TL;DR Don’t use MP3. Use our MJPEG preset, which outputs uncompressed audio.
It is complicated. You wrote “converting.” Does that mean you used Properties > Convert, View > Resources > Convert Selected, or Export > Export File? It will make a difference because Export runs through the edit engine, which is more strict and less flexible than a sequential transcode, which is what Convert does. The edit engine (MLT) operates in video frames as a unit of work whereas transcode (ffmpeg
) has more precision.
2-3 ms longer (in Shotcut)
Shotcut has frame precision, and the timecode displays’ last field is in frame units: hours:minutes:seconds:frames. I think you are seeing 2 or 3 frames, which is going to be many more milliseconds. The next version of Shotcut has a configurable time display that has an option to show milliseconds, but it does not change the fundamental frame level-of-precision.
In any case, let’s look at an example. I have a test.mp4
with a NTSC 30000/1001 ~= 29.97.0030 fps. It has a duration of 00:02:27;27 in Shotcut’s Properties. The frame counter is 0-based; so, there are 28 frames after the last full second. 28f * 1000.0 ms/s * 30000/1001 f/s ~= 934.27 ms.
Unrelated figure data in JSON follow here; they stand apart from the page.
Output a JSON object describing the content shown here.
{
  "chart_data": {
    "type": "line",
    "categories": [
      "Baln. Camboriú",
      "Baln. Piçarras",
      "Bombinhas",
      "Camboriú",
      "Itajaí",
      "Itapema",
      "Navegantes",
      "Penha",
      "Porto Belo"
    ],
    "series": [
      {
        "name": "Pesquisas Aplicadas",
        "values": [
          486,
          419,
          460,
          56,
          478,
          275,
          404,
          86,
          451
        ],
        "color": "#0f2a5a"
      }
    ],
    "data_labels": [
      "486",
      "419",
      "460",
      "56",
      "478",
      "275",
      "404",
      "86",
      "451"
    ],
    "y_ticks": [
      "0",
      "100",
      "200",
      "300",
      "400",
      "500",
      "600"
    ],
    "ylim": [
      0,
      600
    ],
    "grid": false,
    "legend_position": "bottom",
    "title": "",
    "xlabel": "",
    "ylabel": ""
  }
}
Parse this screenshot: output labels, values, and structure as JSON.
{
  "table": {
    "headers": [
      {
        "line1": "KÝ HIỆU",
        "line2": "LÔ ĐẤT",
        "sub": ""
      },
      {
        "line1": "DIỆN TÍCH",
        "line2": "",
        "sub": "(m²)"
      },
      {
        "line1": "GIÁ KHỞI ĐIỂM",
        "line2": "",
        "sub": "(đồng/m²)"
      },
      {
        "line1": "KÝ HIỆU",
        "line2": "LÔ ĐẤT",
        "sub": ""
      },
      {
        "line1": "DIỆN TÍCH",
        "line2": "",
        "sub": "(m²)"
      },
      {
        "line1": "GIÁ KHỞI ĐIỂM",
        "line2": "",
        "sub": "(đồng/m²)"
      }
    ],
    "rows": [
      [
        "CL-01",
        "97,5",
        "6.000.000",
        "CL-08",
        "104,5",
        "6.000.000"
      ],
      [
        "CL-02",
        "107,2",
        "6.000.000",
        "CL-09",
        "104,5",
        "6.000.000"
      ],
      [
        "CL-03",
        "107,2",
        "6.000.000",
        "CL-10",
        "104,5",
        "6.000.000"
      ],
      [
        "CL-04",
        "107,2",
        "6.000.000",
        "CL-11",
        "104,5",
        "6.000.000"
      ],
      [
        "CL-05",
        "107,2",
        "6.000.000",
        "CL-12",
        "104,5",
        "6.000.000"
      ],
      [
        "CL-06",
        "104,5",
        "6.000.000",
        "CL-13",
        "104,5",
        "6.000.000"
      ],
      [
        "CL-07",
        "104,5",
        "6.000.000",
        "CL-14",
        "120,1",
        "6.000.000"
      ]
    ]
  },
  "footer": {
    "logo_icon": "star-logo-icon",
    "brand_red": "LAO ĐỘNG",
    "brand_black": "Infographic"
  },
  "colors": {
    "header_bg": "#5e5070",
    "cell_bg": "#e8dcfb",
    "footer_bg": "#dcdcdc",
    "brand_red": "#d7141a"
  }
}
Now, if I run Properties > menu > More Information I can see that each stream/track in the multiplexed file has a unique duration:
video duration=0:02:27.914433
audio duration=0:02:27.925000
Why are they different? I suspect it may have something to do with the fact that AAC audio codec has 1024 samples in each of its packets of data. To make matters more interesting, this is not variable frame rate, and at this frame rate, 27 frames after the last full seconds is ~= 900.9 ms. Yet, both of the above durations are somewhere in between these two frames. I do not know why that is for the video stream (start_time=0
); that is deep within the FFmpeg libraries and depends on codec.
Which duration will Shotcut use? Neither. Actually, if you scroll down further in More Information, there is a [format]
section that represents the multiplex container:
duration=0:02:27.925000
MLT (and thereby Shotcut) uses the format duration, and converts it to a rounded frame count at the Video Mode frame rate.
Now, I export using the MJPEG preset (PCM audio), open the result, and Properties gives me a duration of 00:02:27;27 (same).
Next, I change Export > Audio > Codec to libmp3lame and export. This shows a duration of 00:02:27;29 in Properties! More Information shows the audio stream duration=0:02:27.984. So, this is due to using the MP3 audio codec. MP3 uses 1152 samples per packet. But also, the encoder has something called codec delay, which means when you initially send some number of samples in, you do not immediately get the same number of compressed samples out. The output is delayed by a certain number of samples on the magnitude of a few packets. Thus, at the end of the export, MLT must drain the encoder to get all of the data, and this might be a factor.